Erlik didn't even look at me. His attention was fixed on Elif, his expression one of clinical interest as she convulsed in his grip.
"Fascinating," he murmured. "The prayers she used to suppress you. The light magic she wove into your food, your clothes, your bedding. Two centuries of desperate dedication, all to keep you small and safe." He smiled. "How sweet. How utterly futile."
"LET HER GO —"
"In a moment." He twisted his hand, and my mother screamed again — a sound I would hear for the rest of my life, in every quiet moment, in every dark room — "I just want you to understand something, Hakan.
This? This is mercy. This is me being gentle.
If you refuse me, if you try to run, if you do anything other than exactly what I tell you —"
He released her.
She crumpled to the floor, gasping, shaking. Alive. Still alive. But something in her eyes had fractured — some piece of her that had been intact through everything, through the cage and the running and two hundred years of fear, had finally broken.
"— then next time, I won't stop." Erlik stepped over her body like it was debris on the floor. "I'll break her mind completely. Trap her consciousness in a prison of eternal darkness while her body stands hollow and breathing. And I'll make you watch."
The shadows holding me dissolved. I dropped to my knees beside her, pulled her into my arms, pressed my face into her hair. She was shaking so hard I could feel it in my own chest.
"Hakan, please," she whispered. Her voice was raw, barely recognizable. "Don't... whatever he wants... don't..."
"Shhh." I stroked her hair the way she'd stroked mine during childhood nightmares, when I'd woken screaming from dreams I couldn't describe and she'd held me in the dark and said *I've got you, I've got you, you're safe.* "I've got you."
She had said those words to me a thousand times. I had never understood what they cost until now.

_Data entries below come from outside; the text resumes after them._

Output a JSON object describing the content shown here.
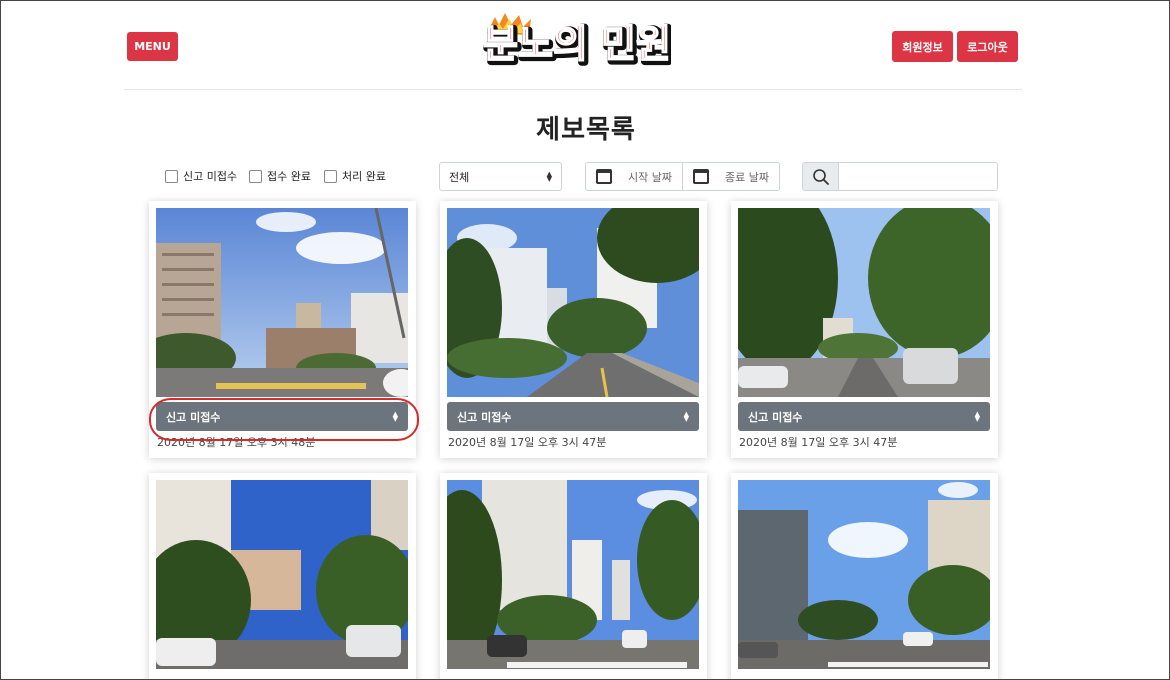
{
  "header": {
    "menu_label": "MENU",
    "logo_text": "분노의 민원",
    "member_info_label": "회원정보",
    "logout_label": "로그아웃"
  },
  "page_title": "제보목록",
  "filters": {
    "checkboxes": [
      {
        "label": "신고 미접수",
        "checked": false
      },
      {
        "label": "접수 완료",
        "checked": false
      },
      {
        "label": "처리 완료",
        "checked": false
      }
    ],
    "category_select": "전체",
    "start_date_placeholder": "시작 날짜",
    "end_date_placeholder": "종료 날짜",
    "search_value": ""
  },
  "reports": [
    {
      "status": "신고 미접수",
      "date": "2020년 8월 17일 오후 3시 48분"
    },
    {
      "status": "신고 미접수",
      "date": "2020년 8월 17일 오후 3시 47분"
    },
    {
      "status": "신고 미접수",
      "date": "2020년 8월 17일 오후 3시 47분"
    },
    {
      "status": "",
      "date": ""
    },
    {
      "status": "",
      "date": ""
    },
    {
      "status": "",
      "date": ""
    }
  ],
  "colors": {
    "brand_red": "#dc3545",
    "status_gray": "#6c757d",
    "highlight_red": "#d42b2b"
  }
}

"I'll give you until sunrise to reconsider." Erlik's voice came from somewhere behind me, already fading. "That should be enough time to say goodbye. Or to make the smart choice and save everyone a great deal of unpleasantness."
I didn't turn around.
"Think about it, my son. Power. Knowledge. A kingdom of shadows. All of it yours, if you simply stop fighting the inevitable." His laugh echoed through the hall as he dissolved into darkness. "And do try to keep the melodrama to a minimum. The Screaming Galleries are quite loud enough already."
He was gone.
I knelt on the cold obsidian floor and held my mother and didn't speak.

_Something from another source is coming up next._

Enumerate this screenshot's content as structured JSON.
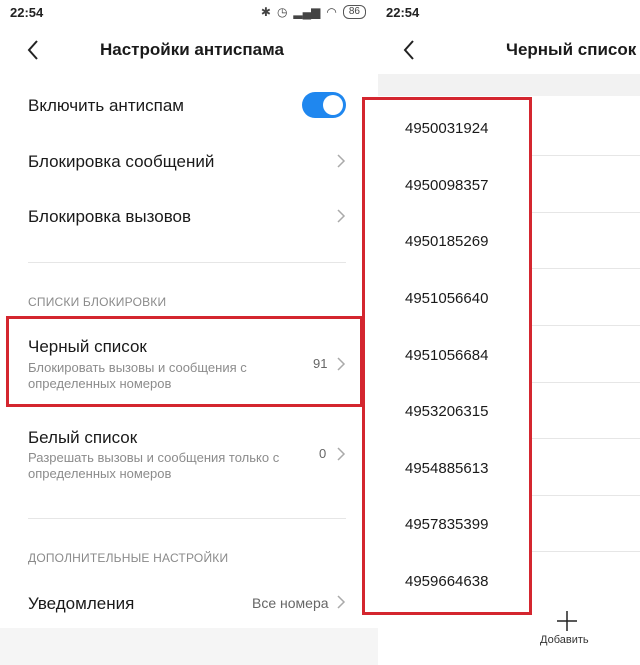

There wasn't anything to say. She wept quietly, the way people weep when they've used up all their composure and there's nothing left to hold the grief back with, and I held on, and the screaming never stopped, and somewhere above us the obsidian ceiling stretched up into darkness with no end.
Somewhere in the Light Court, Ada was standing outside her father's door with the truth in her hands, hoping he would be the man she believed him to be.
Somewhere on the other side of a sealed portal, Milan was already standing.
Already thinking. I knew that the way you know things about people you've trusted for a very long time — without evidence, without reason, just the bone-deep certainty of it.
He would find a way. He always found a way.
Not because he was my father by blood — he wasn't — but because he had chosen to be my father by everything else, and men who make that choice don't stop when a god throws them out of a room.
"We'll find a way out," I told my mother. Told myself. "We always find a way out."
But my voice echoed hollow against the obsidian walls, and the screaming never stopped, and I held her tighter and waited for sunrise and tried very hard not to think about what I was going to have to decide when it came.